1. Overview

This guide is for properly trained service personnel and technicians who are required to install Bow Pod Direct Attach (DA) systems such as the Bow Pod16.

Warning

Only qualified personnel should install, service, or replace the equipment described in this document.

Note

Graphcore Pod systems include both IPU-POD systems (such as the IPU‑POD64 and IPU‑POD256) and Bow Pod systems (such as Bow Pod64 and Bow Pod256). The term IPU-Machine refers to the blades installed in your system, so IPU-M2000 in IPU-POD systems and Bow-2000 in Bow Pod systems.

1.1. Acronyms and abbreviations

This is a short list that describes some of the most commonly used terms in this document.

Table 1.1 Glossary

Term

Description

AOC

Active optical cable

BMC

Baseboard Management Controller. Standby power domain service processor doing system hardware management.

BOM

Bill of Materials

GCD

A graph compile domain is operated by a single poplar instance within the system, either for a single IPU-Machine or for several IPU-Machines connected by IPU-Link cables.

GW-Link

High speed (100 GbE) communication links that connect IPU-Machines horizontally across Bow Pod64 racks. Special cables are required for GW-Links.

IPU-Gateway

A device that disaggregates the server(s) and the four IPUs in the IPU-Machine across a RoCE network, provides external IPU memory, and enables IPU scaleout across 100 GbE connections (GW-Links) for rack-to-rack connectivity.

IPU-Link

High speed communication links that connect IPUs both within and between IPU-Machines in a Pod.
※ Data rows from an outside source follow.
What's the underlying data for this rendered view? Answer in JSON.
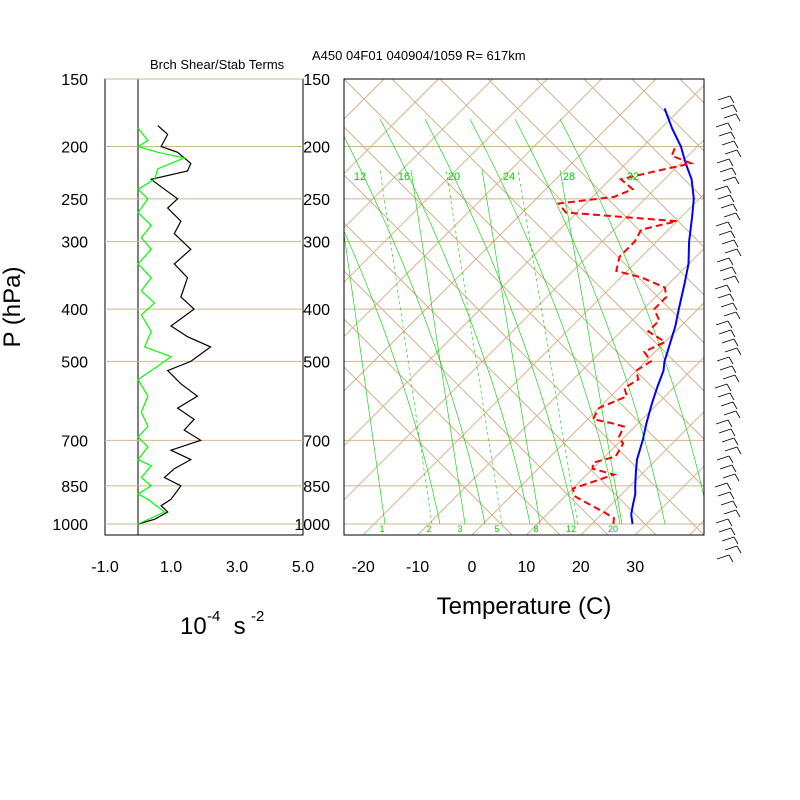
{
  "header": {
    "title": "A450 04F01 040904/1059 R= 617km",
    "left_panel_title": "Brch Shear/Stab Terms"
  },
  "axes": {
    "y_label": "P (hPa)",
    "pressure_ticks": [
      "150",
      "200",
      "250",
      "300",
      "400",
      "500",
      "700",
      "850",
      "1000"
    ],
    "left_x_ticks": [
      "-1.0",
      "1.0",
      "3.0",
      "5.0"
    ],
    "left_x_label_base": "10",
    "left_x_label_exp1": "-4",
    "left_x_label_mid": " s ",
    "left_x_label_exp2": "-2",
    "temp_ticks": [
      "-20",
      "-10",
      "0",
      "10",
      "20",
      "30"
    ],
    "temp_label": "Temperature (C)"
  },
  "colors": {
    "grid": "#d2b48c",
    "temperature": "#0000ff",
    "dewpoint": "#ff0000",
    "mixing_ratio": "#00cc00",
    "shear_term": "#000000",
    "stability_term": "#00ff00"
  },
  "chart_data": [
    {
      "type": "line",
      "title": "Brch Shear/Stab Terms",
      "xlabel": "10^-4 s^-2",
      "ylabel": "P (hPa)",
      "xlim": [
        -1.0,
        5.0
      ],
      "ylim": [
        1000,
        150
      ],
      "y_scale": "log",
      "series": [
        {
          "name": "",
          "color": "#000000",
          "points": [
            [
              0.0,
              1000
            ],
            [
              0.5,
              980
            ],
            [
              0.9,
              950
            ],
            [
              0.7,
              925
            ],
            [
              1.0,
              900
            ],
            [
              1.3,
              850
            ],
            [
              0.8,
              820
            ],
            [
              1.1,
              790
            ],
            [
              1.6,
              760
            ],
            [
              1.0,
              730
            ],
            [
              1.9,
              700
            ],
            [
              1.4,
              670
            ],
            [
              1.7,
              640
            ],
            [
              1.2,
              610
            ],
            [
              1.8,
              580
            ],
            [
              1.3,
              550
            ],
            [
              0.9,
              520
            ],
            [
              1.6,
              500
            ],
            [
              2.2,
              470
            ],
            [
              1.5,
              450
            ],
            [
              1.0,
              430
            ],
            [
              1.7,
              400
            ],
            [
              1.3,
              380
            ],
            [
              1.5,
              350
            ],
            [
              1.1,
              330
            ],
            [
              1.6,
              310
            ],
            [
              1.1,
              290
            ],
            [
              1.3,
              275
            ],
            [
              0.9,
              260
            ],
            [
              1.2,
              250
            ],
            [
              0.8,
              240
            ],
            [
              0.4,
              230
            ],
            [
              1.5,
              222
            ],
            [
              1.6,
              215
            ],
            [
              1.2,
              205
            ],
            [
              0.7,
              200
            ],
            [
              0.9,
              190
            ],
            [
              0.6,
              183
            ]
          ]
        },
        {
          "name": "",
          "color": "#00ff00",
          "points": [
            [
              0.0,
              1000
            ],
            [
              0.8,
              950
            ],
            [
              0.3,
              900
            ],
            [
              0.0,
              880
            ],
            [
              0.4,
              850
            ],
            [
              0.1,
              820
            ],
            [
              0.4,
              780
            ],
            [
              0.0,
              760
            ],
            [
              0.3,
              720
            ],
            [
              0.0,
              690
            ],
            [
              0.3,
              660
            ],
            [
              0.1,
              620
            ],
            [
              0.3,
              580
            ],
            [
              0.0,
              540
            ],
            [
              0.6,
              510
            ],
            [
              1.0,
              490
            ],
            [
              0.2,
              470
            ],
            [
              0.4,
              440
            ],
            [
              0.1,
              410
            ],
            [
              0.5,
              390
            ],
            [
              0.1,
              370
            ],
            [
              0.4,
              350
            ],
            [
              0.0,
              330
            ],
            [
              0.4,
              310
            ],
            [
              0.1,
              295
            ],
            [
              0.4,
              280
            ],
            [
              0.0,
              265
            ],
            [
              0.3,
              250
            ],
            [
              0.0,
              240
            ],
            [
              0.5,
              230
            ],
            [
              0.6,
              220
            ],
            [
              1.4,
              210
            ],
            [
              0.6,
              205
            ],
            [
              0.0,
              200
            ],
            [
              0.3,
              195
            ],
            [
              0.0,
              185
            ]
          ]
        }
      ]
    },
    {
      "type": "line",
      "title": "A450 04F01 040904/1059 R= 617km",
      "xlabel": "Temperature (C)",
      "ylabel": "P (hPa)",
      "xlim": [
        -24,
        44
      ],
      "ylim": [
        1000,
        150
      ],
      "y_scale": "log",
      "skew": "skew-T",
      "mixing_ratio_labels": [
        "12",
        "16",
        "20",
        "24",
        "28",
        "32"
      ],
      "mixing_ratio_bottom_labels": [
        "1",
        "2",
        "3",
        "5",
        "8",
        "12",
        "20"
      ],
      "series": [
        {
          "name": "",
          "color": "#0000ff",
          "points": [
            [
              29.5,
              1000
            ],
            [
              27.5,
              960
            ],
            [
              26,
              920
            ],
            [
              24.5,
              880
            ],
            [
              23,
              850
            ],
            [
              20.5,
              800
            ],
            [
              18.5,
              760
            ],
            [
              16,
              700
            ],
            [
              13.5,
              650
            ],
            [
              11,
              600
            ],
            [
              9,
              560
            ],
            [
              7,
              520
            ],
            [
              5.5,
              500
            ],
            [
              3,
              460
            ],
            [
              1,
              430
            ],
            [
              -1.5,
              400
            ],
            [
              -5,
              360
            ],
            [
              -8,
              330
            ],
            [
              -12,
              300
            ],
            [
              -16,
              270
            ],
            [
              -19,
              250
            ],
            [
              -23,
              230
            ],
            [
              -27,
              215
            ],
            [
              -31,
              200
            ],
            [
              -36,
              185
            ],
            [
              -41,
              170
            ]
          ]
        },
        {
          "name": "",
          "color": "#ff0000",
          "points": [
            [
              26,
              1000
            ],
            [
              25,
              975
            ],
            [
              22,
              950
            ],
            [
              18,
              920
            ],
            [
              14,
              890
            ],
            [
              12,
              860
            ],
            [
              15,
              830
            ],
            [
              17,
              810
            ],
            [
              12,
              790
            ],
            [
              11,
              770
            ],
            [
              14,
              750
            ],
            [
              13,
              710
            ],
            [
              11,
              690
            ],
            [
              10,
              660
            ],
            [
              7,
              650
            ],
            [
              3,
              640
            ],
            [
              2,
              610
            ],
            [
              5,
              580
            ],
            [
              3,
              560
            ],
            [
              4,
              540
            ],
            [
              2,
              520
            ],
            [
              3,
              500
            ],
            [
              0,
              480
            ],
            [
              2,
              460
            ],
            [
              -3,
              440
            ],
            [
              -3,
              420
            ],
            [
              -6,
              400
            ],
            [
              -6,
              380
            ],
            [
              -8,
              365
            ],
            [
              -14,
              350
            ],
            [
              -20,
              340
            ],
            [
              -22,
              320
            ],
            [
              -22,
              300
            ],
            [
              -23,
              285
            ],
            [
              -18,
              275
            ],
            [
              -40,
              265
            ],
            [
              -43,
              255
            ],
            [
              -34,
              248
            ],
            [
              -32,
              240
            ],
            [
              -36,
              230
            ],
            [
              -31,
              222
            ],
            [
              -26,
              215
            ],
            [
              -31,
              208
            ],
            [
              -32,
              200
            ]
          ]
        }
      ]
    }
  ]
}
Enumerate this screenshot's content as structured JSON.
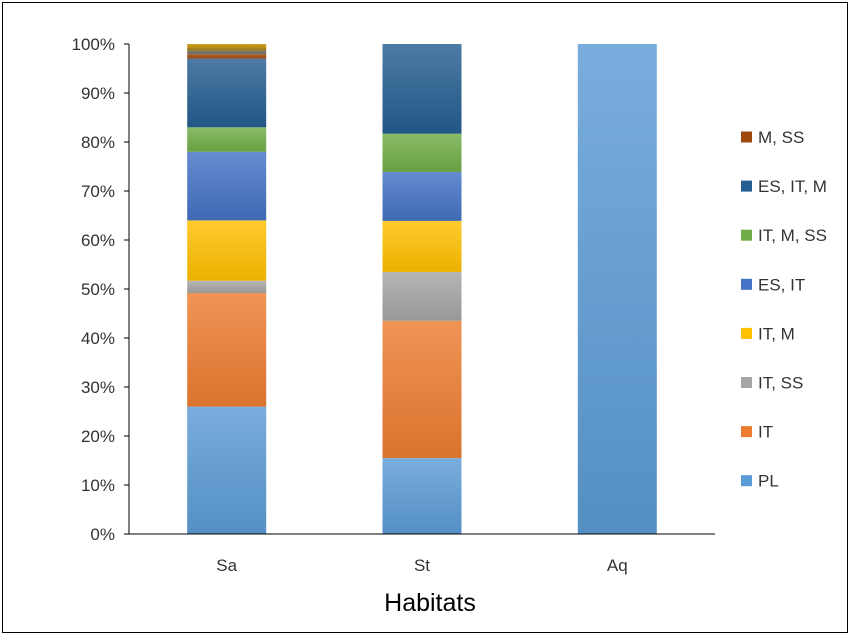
{
  "chart_data": {
    "type": "bar",
    "stacked": true,
    "normalized": true,
    "title": "",
    "xlabel": "Habitats",
    "ylabel": "",
    "ylim": [
      0,
      1
    ],
    "yticks": [
      "0%",
      "10%",
      "20%",
      "30%",
      "40%",
      "50%",
      "60%",
      "70%",
      "80%",
      "90%",
      "100%"
    ],
    "categories": [
      "Sa",
      "St",
      "Aq"
    ],
    "legend_position": "right",
    "grid": false,
    "series": [
      {
        "name": "PL",
        "color": "#5B9BD5",
        "values": [
          0.26,
          0.155,
          1.0
        ]
      },
      {
        "name": "IT",
        "color": "#ED7D31",
        "values": [
          0.232,
          0.28,
          0.0
        ]
      },
      {
        "name": "IT, SS",
        "color": "#A5A5A5",
        "values": [
          0.025,
          0.1,
          0.0
        ]
      },
      {
        "name": "IT, M",
        "color": "#FFC000",
        "values": [
          0.123,
          0.104,
          0.0
        ]
      },
      {
        "name": "ES, IT",
        "color": "#4472C4",
        "values": [
          0.14,
          0.1,
          0.0
        ]
      },
      {
        "name": "IT, M, SS",
        "color": "#70AD47",
        "values": [
          0.05,
          0.078,
          0.0
        ]
      },
      {
        "name": "ES, IT, M",
        "color": "#255E91",
        "values": [
          0.14,
          0.183,
          0.0
        ]
      },
      {
        "name": "M, SS",
        "color": "#9E480E",
        "values": [
          0.01,
          0.0,
          0.0
        ]
      },
      {
        "name": "",
        "color": "#636363",
        "values": [
          0.006,
          0.0,
          0.0
        ]
      },
      {
        "name": "",
        "color": "#997300",
        "values": [
          0.006,
          0.0,
          0.0
        ]
      },
      {
        "name": "",
        "color": "#BF9000",
        "values": [
          0.008,
          0.0,
          0.0
        ]
      }
    ],
    "legend_order": [
      "M, SS",
      "ES, IT, M",
      "IT, M, SS",
      "ES, IT",
      "IT, M",
      "IT, SS",
      "IT",
      "PL"
    ]
  }
}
Special cables are required for IPU-Links.

IPU-Machine

The term IPU-Machine refers to the blades installed in your system, so IPU-M2000 in IPU-POD systems and Bow-2000 in Bow Pod systems.

Pod

The term Pod covers both IPU-POD systems (such as the IPU‑POD64 and IPU‑POD256) and Bow Pod systems (such as Bow Pod64 and Bow Pod256).

PDU

Power Distribution Unit

RDMA

Remote DMA

RNIC

RDMA Network Interface Controller

RoCE

RDMA over converged Ethernet

ToR

Top of Rack. Often also used as a term for the ToR RDMA switch that is placed on top of the IPU-Machines.

1.2. System summary

The Bow-2000 is a 1 rack unit compute platform delivering nearly 1.4 petaFLOPS (FP16.16) of AI compute. It contains 4 Bow IPUs with 3.6GB In-Processor-Memory™ and is pre-configured with 128GB (2x64GB) Streaming Memory™, 1x 100GbE RoCEv2 NIC card for host server connectivity and 1TB of NVMe M.2 SSD. In addition, the Bow-2000 has connectors for the IPU-Fabric™ that provide high speed interfaces (total 2.8Tbps) for connecting to other Bow-2000s.

_images/Bow2000.png

Fig. 1.1 IPU-Machine: Bow-2000

An installed and fully operational Bow Pod16 DA system will consist of:

  • The Bow Pod16 Direct Attach AI compute platform with four Bow-2000s (16 Bow IPUs)
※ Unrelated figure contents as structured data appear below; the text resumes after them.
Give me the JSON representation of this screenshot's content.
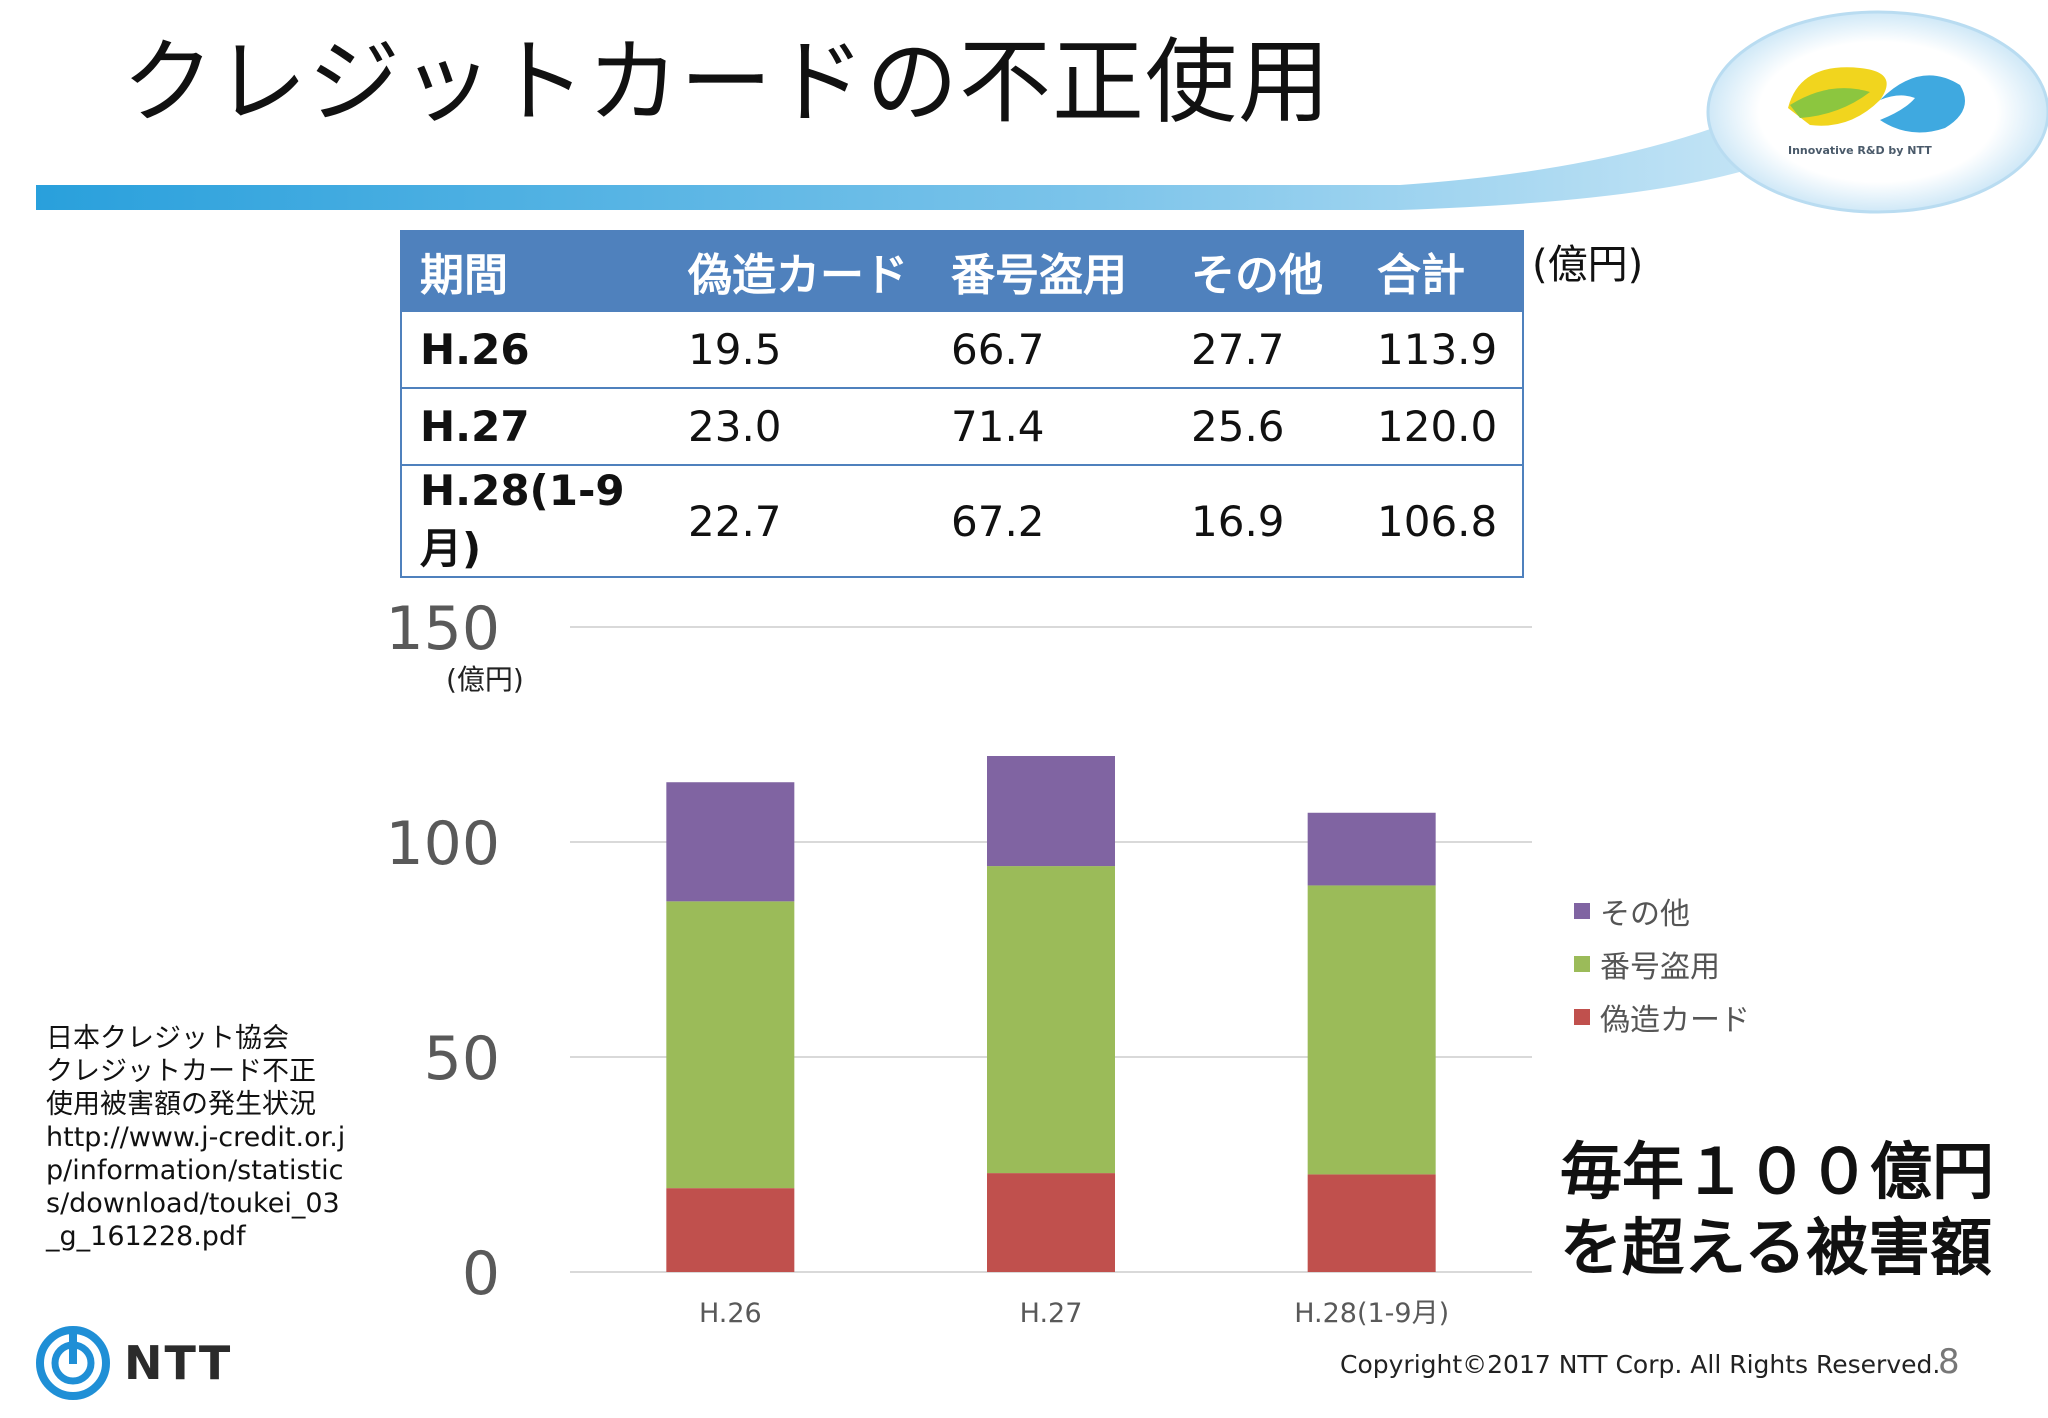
{
  "title": "クレジットカードの不正使用",
  "logo_caption": "Innovative R&D by NTT",
  "table": {
    "unit": "(億円)",
    "headers": [
      "期間",
      "偽造カード",
      "番号盗用",
      "その他",
      "合計"
    ],
    "rows": [
      [
        "H.26",
        "19.5",
        "66.7",
        "27.7",
        "113.9"
      ],
      [
        "H.27",
        "23.0",
        "71.4",
        "25.6",
        "120.0"
      ],
      [
        "H.28(1-9月)",
        "22.7",
        "67.2",
        "16.9",
        "106.8"
      ]
    ]
  },
  "chart_data": {
    "type": "bar",
    "stacked": true,
    "categories": [
      "H.26",
      "H.27",
      "H.28(1-9月)"
    ],
    "series": [
      {
        "name": "偽造カード",
        "values": [
          19.5,
          23.0,
          22.7
        ],
        "color": "#c0504d"
      },
      {
        "name": "番号盗用",
        "values": [
          66.7,
          71.4,
          67.2
        ],
        "color": "#9bbb59"
      },
      {
        "name": "その他",
        "values": [
          27.7,
          25.6,
          16.9
        ],
        "color": "#8064a2"
      }
    ],
    "ylim": [
      0,
      150
    ],
    "yticks": [
      "0",
      "50",
      "100",
      "150"
    ],
    "ylabel": "(億円)",
    "legend_position": "right",
    "grid": true
  },
  "source": {
    "lines": [
      "日本クレジット協会",
      "クレジットカード不正",
      "使用被害額の発生状況",
      "http://www.j-credit.or.jp/information/statistics/download/toukei_03_g_161228.pdf"
    ]
  },
  "callout": {
    "line1": "毎年１００億円",
    "line2": "を超える被害額"
  },
  "footer": {
    "company": "NTT",
    "copyright": "Copyright©2017  NTT Corp. All Rights Reserved.",
    "page": "8"
  },
  "colors": {
    "accent": "#4f81bd",
    "bar_red": "#c0504d",
    "bar_green": "#9bbb59",
    "bar_purple": "#8064a2"
  }
}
  • Pre-installed and configured Virtual IPU (V-IPU) management software with embedded management through a web UI that offers easy installation and integration with pre-existing infrastructure

  • The Graphcore Poplar SDK downloaded and installed on the host server

  • Approved host server pre-qualified by preferred channel partner (see the approved servers list for more details)

Please note that pre-integrated and qualified systems and integration support are available from channel partners.

An example Bow Pod16 DA system is illustrated in Fig. 1.2.

_images/bow16-da-system.png

Fig. 1.2 Bow Pod16 DA system

Bow Pod DA systems are fully supported by Graphcore’s Poplar® software development environment, providing a complete scalable platform for accelerated development. Existing ML frameworks such as TensorFlow, ONNX, and PyTorch are fully supported as well as industry standard converged infrastructure management tools including Open BMC, Redfish, IPMI, Docker containers, and orchestration with Slurm and Kubernetes. The PopVision™ visualisation and analysis tools provide monitoring of performance across one or more IPUs - the graphical analysis enables detailed inspection of all processing activities.

See the Bow Pod Getting Started Guide and the Poplar and PopLibs User Guide on the Graphcore documentation portal for details of Poplar installation and use.

Pictures of a complete Bow Pod16 DA system are shown in Fig. 1.3 and Fig. 1.4.

_images/m2000_DA_x4_front.png

Fig. 1.3 Front view (cold isle)

_images/m2000_DA_x4_back.png

Fig. 1.4 Rear view (hot isle)

Note

Cable colours may differ.